Appellant, not yet having the benefit of Family Code section 3.70 to enforce property provisions, had the right to enforce his judgment in a court other than that which granted the divorce.
Appellant's lawsuit was filed before the enforcement sections relating to property were enacted; he was, therefore, free to select the forum.
Appellant's second point of error is sustained.
In response to the "post-answer default judgment," Stoner v. Thompson, 578 S.W.2d 679, 682 (Tex.1979), the appellee filed an unverified motion for new trial. Appellant contends in his third point of error that this response was inadequate and that the court erred in granting a new trial.
Post-answer defaults and non-appearance default judgments are treated similarly. Farley v. Clark Equipment Co., 484 S.W.2d 142, (Tex.Civ.App.-Amarillo 1972, writ ref'd n.r.e.).
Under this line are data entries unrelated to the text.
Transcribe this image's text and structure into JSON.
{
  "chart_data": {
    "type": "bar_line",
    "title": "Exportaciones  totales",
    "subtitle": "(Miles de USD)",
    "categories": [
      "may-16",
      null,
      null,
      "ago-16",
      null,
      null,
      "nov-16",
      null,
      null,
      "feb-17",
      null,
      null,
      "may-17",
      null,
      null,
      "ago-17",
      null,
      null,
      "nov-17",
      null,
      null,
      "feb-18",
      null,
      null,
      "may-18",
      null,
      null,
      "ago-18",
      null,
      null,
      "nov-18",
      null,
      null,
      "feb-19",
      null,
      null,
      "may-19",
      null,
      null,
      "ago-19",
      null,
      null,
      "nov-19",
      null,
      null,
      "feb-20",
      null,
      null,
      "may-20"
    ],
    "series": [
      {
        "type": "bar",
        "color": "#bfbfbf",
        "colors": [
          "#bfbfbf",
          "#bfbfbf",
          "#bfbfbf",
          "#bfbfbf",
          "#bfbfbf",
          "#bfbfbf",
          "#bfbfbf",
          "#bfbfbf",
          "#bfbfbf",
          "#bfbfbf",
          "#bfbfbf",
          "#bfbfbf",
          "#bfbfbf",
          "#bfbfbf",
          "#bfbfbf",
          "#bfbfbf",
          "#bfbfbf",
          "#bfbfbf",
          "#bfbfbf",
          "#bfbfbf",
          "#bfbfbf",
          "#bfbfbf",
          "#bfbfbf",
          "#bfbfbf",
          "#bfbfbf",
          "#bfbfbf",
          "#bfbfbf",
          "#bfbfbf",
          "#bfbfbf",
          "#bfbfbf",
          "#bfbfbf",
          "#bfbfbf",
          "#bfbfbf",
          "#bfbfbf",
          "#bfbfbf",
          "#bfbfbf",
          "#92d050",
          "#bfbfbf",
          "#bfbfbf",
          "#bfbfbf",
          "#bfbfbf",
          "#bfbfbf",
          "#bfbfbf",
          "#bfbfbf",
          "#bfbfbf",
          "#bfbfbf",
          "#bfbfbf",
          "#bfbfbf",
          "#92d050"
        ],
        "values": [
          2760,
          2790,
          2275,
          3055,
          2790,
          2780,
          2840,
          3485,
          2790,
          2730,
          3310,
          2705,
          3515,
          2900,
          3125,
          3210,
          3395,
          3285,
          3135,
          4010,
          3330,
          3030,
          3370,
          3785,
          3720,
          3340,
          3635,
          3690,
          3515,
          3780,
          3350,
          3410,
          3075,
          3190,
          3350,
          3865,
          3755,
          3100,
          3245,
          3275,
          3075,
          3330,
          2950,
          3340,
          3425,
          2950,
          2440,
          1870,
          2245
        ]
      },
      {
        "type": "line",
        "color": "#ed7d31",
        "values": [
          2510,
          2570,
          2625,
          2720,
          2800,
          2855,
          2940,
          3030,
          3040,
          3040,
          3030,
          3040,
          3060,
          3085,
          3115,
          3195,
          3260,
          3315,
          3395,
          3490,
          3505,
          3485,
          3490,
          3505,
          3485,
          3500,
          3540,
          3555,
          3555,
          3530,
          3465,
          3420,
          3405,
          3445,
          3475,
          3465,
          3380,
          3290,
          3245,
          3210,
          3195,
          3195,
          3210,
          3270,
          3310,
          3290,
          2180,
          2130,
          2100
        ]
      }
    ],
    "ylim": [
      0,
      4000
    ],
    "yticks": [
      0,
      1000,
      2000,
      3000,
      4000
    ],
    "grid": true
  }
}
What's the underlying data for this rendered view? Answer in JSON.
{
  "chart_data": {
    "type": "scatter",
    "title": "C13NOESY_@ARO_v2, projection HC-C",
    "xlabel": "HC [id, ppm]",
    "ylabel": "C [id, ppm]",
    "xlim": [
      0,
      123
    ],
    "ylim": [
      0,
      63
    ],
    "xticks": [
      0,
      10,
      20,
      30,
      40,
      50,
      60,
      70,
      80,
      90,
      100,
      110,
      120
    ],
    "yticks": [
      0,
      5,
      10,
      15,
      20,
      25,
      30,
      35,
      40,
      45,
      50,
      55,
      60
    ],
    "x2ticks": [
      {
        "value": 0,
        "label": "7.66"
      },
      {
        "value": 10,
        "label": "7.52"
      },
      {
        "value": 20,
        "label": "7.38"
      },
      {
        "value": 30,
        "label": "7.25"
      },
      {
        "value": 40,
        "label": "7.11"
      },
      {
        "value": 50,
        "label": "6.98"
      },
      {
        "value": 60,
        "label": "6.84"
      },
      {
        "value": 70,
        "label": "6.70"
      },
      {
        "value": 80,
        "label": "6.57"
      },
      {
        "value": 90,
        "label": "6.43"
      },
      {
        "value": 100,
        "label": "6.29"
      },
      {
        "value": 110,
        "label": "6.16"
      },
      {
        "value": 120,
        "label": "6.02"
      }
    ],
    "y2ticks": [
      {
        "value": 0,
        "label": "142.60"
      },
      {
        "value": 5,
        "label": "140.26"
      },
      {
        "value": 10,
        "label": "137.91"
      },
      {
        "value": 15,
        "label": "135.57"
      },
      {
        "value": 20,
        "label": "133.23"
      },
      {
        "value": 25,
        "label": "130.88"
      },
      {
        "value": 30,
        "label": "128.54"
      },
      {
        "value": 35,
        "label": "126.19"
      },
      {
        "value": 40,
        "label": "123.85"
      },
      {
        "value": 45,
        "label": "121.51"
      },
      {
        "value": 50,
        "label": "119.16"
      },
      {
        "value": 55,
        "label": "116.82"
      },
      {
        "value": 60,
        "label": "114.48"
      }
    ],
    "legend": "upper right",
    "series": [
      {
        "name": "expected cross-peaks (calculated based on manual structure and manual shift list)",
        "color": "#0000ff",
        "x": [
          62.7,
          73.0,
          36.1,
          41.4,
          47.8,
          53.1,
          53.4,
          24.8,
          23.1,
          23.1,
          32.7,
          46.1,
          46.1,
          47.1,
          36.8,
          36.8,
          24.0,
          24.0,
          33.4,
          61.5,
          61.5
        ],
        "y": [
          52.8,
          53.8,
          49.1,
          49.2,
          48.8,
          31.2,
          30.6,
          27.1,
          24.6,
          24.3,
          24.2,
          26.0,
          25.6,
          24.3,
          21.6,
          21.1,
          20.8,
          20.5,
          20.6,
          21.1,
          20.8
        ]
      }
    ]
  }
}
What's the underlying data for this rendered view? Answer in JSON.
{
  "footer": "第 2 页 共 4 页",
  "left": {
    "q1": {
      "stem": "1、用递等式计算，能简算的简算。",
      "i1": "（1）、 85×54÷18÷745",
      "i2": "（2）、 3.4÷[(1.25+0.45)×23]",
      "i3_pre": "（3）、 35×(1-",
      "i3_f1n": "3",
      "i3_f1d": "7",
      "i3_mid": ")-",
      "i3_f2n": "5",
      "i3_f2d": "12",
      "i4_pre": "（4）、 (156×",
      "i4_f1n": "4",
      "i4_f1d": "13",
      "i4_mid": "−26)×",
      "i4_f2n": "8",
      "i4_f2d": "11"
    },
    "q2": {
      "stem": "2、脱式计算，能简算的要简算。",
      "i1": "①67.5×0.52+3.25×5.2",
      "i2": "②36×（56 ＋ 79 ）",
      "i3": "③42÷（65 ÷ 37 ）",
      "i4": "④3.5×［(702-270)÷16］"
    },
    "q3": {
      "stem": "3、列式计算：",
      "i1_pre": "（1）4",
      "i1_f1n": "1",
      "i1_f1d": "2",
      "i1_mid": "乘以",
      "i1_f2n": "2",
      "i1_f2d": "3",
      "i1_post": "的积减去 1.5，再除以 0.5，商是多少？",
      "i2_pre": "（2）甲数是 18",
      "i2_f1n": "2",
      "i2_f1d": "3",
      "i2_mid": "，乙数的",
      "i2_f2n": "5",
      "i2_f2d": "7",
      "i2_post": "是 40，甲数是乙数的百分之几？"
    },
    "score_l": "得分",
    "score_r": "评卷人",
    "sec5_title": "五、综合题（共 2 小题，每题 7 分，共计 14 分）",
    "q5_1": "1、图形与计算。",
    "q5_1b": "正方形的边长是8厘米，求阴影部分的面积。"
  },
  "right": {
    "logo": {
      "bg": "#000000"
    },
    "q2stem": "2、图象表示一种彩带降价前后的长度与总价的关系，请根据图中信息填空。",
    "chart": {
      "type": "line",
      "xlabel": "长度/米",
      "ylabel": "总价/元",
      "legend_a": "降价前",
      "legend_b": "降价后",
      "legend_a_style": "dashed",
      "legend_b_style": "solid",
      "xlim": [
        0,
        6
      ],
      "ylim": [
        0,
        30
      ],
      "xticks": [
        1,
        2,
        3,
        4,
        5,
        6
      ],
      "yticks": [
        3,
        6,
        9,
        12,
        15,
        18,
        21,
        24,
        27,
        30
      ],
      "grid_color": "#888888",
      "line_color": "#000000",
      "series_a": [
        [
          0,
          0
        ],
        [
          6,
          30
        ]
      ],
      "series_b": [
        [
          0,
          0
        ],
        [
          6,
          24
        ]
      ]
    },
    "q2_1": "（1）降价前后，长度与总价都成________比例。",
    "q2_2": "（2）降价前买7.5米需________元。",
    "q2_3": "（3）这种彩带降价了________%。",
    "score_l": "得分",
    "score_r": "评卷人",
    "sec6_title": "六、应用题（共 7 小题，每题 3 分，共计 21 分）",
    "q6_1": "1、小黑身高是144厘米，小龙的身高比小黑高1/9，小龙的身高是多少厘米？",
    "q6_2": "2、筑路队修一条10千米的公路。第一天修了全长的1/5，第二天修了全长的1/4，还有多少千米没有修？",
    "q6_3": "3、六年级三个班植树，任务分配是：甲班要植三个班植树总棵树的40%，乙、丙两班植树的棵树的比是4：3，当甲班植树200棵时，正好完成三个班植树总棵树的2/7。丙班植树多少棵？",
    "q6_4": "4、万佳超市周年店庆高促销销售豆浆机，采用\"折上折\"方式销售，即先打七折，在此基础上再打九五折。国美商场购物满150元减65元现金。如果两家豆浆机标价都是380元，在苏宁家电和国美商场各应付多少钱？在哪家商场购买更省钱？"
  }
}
It is well settled that it is an abuse of discretion to deny a new trial where the guidelines of Craddock v. Sunshine Bus Lines, 134 Tex. 388, 133 S.W.2d 124 (Tex.1939) have been met. A defendant is entitled to have a post-answer default judgment against it vacated and a new trial ordered if the defendant: (1) establishes that failure to attend trial was not due to conscious indifference on its part, but accident or mistake; (2) proves a meritorious defense; and (3) demonstrates that the granting of a new trial would occasion no delay or otherwise injure plaintiff. Stone Resources, Inc. v. Barnett, 661 S.W.2d 148 (Tex.App.-Houston [1st Dist.] 1983, no writ). However, the appellant has not cited any cases, nor have we found any cases, which hold that a trial court may not grant a new trial unless these factors are satisfied. The complete absence of authority for the proposition that it is error for a court to set aside a default judgment when the Craddock factors have not been met is partially explained by the fact that orders setting aside default judgments are generally not subject to review. Warren v. Walter, 409 S.W.2d 887 (Tex.Civ.App.-Tyler 1966, writ ref'd n.r.e.) per curiam, 414 S.W.2d 423 (Tex.1967). We decline to find error in the trial court's action setting aside the post-answer default judgment.
The third point of error is overruled.
The judgment dismissing appellant's suit is set aside. The order setting aside the default judgment is affirmed and the cause is remanded to County Court No. 2 of Galveston County for a new trial. We note as well that the trial court, should it choose to do so, may transfer the suit to the Family District Court with the consent of the judge of the latter court. Tex.Rev.Civ. Stat.Ann. art. 1970-342, sec. 3a, and art. 1970-342b, sec. 2(c) (Vernon 1987).